Позади крикуна шеренгою стояли свободные персонажи пьесы и в числе их сам полезный Аристид, которого добродетель выводила в генералы,-- парень угрюмый, в зеленой тунике под фольговою бронею, с таковым же шлемом, насунутым по самый кончик носа, с узловатыми голыми коленками,-- холодно ему было адски. Стоял ясный, безоблачный в первых числах апреля день. Москва-река только что вскрылась,-- и недалекий ледоход дышал на гулянье из-за золотых глав Девичьего монастыря пронзительным, резким ветром. Под ногами толпы текла жидкая грязь, а уши пощипывало морозцем, и почти все щеки горели сизым румянцем.

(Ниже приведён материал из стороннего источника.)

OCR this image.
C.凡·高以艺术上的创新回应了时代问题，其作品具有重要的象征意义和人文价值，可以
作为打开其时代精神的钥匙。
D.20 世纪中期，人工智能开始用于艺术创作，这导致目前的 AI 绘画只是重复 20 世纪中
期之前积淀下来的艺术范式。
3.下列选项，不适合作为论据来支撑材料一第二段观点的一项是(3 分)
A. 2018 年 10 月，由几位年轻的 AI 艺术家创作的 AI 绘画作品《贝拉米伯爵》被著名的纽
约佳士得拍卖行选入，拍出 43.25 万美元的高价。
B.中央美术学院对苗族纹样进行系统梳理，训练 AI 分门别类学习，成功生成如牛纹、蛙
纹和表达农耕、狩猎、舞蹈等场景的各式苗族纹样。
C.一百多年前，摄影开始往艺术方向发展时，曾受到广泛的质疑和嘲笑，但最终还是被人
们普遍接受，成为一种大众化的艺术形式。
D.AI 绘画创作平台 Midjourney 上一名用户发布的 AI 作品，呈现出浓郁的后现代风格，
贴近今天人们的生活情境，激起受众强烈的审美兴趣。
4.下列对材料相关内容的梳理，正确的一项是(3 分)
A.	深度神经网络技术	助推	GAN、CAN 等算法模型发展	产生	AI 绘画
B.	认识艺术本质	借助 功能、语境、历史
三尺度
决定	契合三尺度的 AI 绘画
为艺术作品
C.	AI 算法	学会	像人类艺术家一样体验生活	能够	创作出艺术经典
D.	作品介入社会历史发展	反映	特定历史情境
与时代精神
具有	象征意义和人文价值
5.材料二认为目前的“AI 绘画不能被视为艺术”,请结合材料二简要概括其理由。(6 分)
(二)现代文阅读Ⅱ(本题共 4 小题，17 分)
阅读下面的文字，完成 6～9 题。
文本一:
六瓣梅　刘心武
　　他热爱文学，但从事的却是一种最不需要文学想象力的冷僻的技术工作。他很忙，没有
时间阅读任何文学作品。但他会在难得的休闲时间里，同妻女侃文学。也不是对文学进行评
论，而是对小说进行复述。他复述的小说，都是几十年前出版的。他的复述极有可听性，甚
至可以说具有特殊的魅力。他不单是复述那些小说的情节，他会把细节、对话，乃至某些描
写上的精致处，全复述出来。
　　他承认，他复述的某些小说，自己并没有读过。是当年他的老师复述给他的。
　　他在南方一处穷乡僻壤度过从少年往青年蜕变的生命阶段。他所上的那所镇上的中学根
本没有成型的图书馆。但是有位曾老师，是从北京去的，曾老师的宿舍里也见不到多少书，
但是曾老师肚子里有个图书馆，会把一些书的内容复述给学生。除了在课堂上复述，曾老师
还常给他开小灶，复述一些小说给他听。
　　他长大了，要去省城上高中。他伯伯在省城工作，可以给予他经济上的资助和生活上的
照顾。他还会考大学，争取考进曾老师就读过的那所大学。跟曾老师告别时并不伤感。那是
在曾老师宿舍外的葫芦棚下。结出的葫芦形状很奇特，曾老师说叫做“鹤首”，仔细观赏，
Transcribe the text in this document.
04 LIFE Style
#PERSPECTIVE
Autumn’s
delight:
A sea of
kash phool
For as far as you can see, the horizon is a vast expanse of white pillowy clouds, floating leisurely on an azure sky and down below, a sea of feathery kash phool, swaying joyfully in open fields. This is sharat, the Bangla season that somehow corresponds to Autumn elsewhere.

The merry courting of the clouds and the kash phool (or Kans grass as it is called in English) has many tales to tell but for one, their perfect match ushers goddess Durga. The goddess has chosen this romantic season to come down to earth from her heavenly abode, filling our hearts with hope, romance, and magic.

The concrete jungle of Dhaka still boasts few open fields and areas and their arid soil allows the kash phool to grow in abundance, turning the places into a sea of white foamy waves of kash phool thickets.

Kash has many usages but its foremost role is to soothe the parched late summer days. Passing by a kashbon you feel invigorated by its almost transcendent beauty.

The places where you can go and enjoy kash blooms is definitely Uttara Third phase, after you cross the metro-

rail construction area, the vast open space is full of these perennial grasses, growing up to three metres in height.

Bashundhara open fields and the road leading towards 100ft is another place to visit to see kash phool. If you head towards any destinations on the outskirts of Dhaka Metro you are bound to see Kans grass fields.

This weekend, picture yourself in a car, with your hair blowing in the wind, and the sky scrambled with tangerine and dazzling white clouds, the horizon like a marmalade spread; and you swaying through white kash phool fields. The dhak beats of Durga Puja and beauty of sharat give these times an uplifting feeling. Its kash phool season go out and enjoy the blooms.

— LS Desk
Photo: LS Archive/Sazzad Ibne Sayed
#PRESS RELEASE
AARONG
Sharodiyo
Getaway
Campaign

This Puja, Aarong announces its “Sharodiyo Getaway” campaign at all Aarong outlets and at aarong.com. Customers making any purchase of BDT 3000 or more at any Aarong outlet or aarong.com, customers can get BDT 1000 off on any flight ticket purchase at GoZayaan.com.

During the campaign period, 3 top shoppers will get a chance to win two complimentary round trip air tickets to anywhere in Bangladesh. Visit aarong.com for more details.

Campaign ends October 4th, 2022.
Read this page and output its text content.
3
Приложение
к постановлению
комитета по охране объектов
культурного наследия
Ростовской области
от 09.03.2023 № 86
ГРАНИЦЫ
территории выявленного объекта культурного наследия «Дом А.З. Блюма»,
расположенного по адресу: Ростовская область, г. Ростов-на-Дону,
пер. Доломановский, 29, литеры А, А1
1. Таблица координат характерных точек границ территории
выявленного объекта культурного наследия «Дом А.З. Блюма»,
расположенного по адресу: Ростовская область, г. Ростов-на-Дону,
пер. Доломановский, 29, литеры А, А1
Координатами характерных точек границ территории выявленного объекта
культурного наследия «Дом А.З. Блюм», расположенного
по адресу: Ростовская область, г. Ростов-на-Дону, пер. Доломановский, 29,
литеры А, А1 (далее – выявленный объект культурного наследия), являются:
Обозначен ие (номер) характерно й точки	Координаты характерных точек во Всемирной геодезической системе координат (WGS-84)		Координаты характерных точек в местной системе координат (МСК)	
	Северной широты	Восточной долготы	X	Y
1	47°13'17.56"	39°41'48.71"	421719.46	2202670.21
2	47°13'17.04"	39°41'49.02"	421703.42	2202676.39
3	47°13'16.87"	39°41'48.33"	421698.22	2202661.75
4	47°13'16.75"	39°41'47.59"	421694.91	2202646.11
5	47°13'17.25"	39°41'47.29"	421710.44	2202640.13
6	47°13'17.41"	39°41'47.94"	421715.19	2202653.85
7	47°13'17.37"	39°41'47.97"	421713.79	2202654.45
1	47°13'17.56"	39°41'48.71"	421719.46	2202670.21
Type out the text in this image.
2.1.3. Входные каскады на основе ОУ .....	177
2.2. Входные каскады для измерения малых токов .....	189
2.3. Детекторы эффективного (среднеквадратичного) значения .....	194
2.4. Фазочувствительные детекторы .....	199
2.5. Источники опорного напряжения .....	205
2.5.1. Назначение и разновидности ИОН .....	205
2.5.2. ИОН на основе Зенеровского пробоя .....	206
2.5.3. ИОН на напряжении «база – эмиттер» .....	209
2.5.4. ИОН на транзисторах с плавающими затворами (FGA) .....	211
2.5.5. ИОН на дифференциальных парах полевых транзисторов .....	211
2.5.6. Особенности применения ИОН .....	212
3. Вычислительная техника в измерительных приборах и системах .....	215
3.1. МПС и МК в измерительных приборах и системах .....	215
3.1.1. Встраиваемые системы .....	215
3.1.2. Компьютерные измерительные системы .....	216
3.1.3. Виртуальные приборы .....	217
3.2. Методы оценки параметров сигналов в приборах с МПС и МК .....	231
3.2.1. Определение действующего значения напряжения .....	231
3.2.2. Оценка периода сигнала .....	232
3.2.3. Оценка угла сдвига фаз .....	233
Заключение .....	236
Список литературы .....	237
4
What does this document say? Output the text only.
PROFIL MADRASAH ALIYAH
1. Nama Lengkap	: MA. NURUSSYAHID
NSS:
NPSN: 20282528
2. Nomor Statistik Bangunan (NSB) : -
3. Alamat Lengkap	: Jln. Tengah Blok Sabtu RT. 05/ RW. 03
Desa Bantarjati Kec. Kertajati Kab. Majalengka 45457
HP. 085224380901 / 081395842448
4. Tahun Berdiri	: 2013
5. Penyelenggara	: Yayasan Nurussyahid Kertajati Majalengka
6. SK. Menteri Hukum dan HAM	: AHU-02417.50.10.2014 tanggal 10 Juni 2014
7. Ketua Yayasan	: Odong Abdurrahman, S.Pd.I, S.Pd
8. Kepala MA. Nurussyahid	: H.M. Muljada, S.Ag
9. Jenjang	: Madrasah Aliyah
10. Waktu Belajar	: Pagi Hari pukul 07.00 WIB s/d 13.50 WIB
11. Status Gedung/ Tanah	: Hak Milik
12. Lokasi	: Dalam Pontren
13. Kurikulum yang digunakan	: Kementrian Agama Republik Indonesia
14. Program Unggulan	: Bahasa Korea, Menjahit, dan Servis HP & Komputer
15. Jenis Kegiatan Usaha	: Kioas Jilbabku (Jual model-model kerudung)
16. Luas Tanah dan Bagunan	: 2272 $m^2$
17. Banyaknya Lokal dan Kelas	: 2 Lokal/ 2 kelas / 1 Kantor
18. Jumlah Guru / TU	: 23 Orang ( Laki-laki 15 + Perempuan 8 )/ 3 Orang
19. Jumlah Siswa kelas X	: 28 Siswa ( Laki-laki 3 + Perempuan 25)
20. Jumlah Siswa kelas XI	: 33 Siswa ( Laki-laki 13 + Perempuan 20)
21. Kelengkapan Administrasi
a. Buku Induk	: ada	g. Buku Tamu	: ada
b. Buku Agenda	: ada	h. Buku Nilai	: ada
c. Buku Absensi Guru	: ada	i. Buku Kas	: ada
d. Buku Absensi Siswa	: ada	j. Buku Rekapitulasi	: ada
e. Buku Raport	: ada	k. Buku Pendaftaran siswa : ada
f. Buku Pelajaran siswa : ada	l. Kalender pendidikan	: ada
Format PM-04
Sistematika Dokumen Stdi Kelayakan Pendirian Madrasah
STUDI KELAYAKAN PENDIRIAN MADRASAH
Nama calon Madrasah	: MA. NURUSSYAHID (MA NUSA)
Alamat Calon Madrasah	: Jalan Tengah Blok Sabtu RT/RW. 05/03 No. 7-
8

Побывать в балаганах на гуляньях в Масленицу и Святую неделю -- для москвича обряд необходимый. Если его не исполнить, то душа не спокойна, чего-то будет недоставать. Володя выбирал, с чего начать -- послушаться ли рыжего крикуна, рекомендующего поучительное зрелище о полезном Аристиде, или завернуть под соседнюю вывеску с изображением сверхъестественно толстой и соответственно обнаженной великанши, потрясающей двумя восьмипудовыми гирями, третью такую же имеющей в зубах, а четвертую -- как брелок какой-нибудь -- на хвосте длинной косы! Называлось это удивительное создание, вкруг расписанное белыми литерами по синему полю:
Тридцать два пуда физической энергии! Неподражаемая девица Амалия Марс, одобряемая в обоих полушариях, имея похвальный диплом от почетного члена главной французской академии наук и надписей в столичном городе Париже, его сиятельства графа Александра Дюма, который может быть показан за особое вознаграждение. Также перекусывает железную проволоку! Особая доплата за сеанс по 10 копеек с персоны, дети и нижние чины платят половину! Чрезвычайно интересно в культурном отношении, ибо даже в знаменитейшей физике Гано подобное эксцентрическое явление описано для девятнадцатого столетия как небывалый феномен!!!
-- Ратомский!
Как всегда в большой, тесной, гульливой толпе, Володя не сразу узнал голос Бориса Арсеньева и был удивлен, когда из толчеи лиц вдруг вынырнуло пред ним, как из омута, веселое большеглазое лицо приятеля, с наивным близоруким взглядом, с чуть опушенным широким ртом. За ним, раздвигая народ плечами, ругаемый за то и сам ругаясь, вылез откуда-то Федос Бурст, и последним, понурив голову, плелся неизменный Тихон Постелькин, по обыкновению, самый франтоватый из трех. Борис вообще небрежно одевался,-- только чистюля в белье и платье он был самый щепетильный,-- но сейчас он смутил даже привычного к его костюмным легкомыслиям Ратомского.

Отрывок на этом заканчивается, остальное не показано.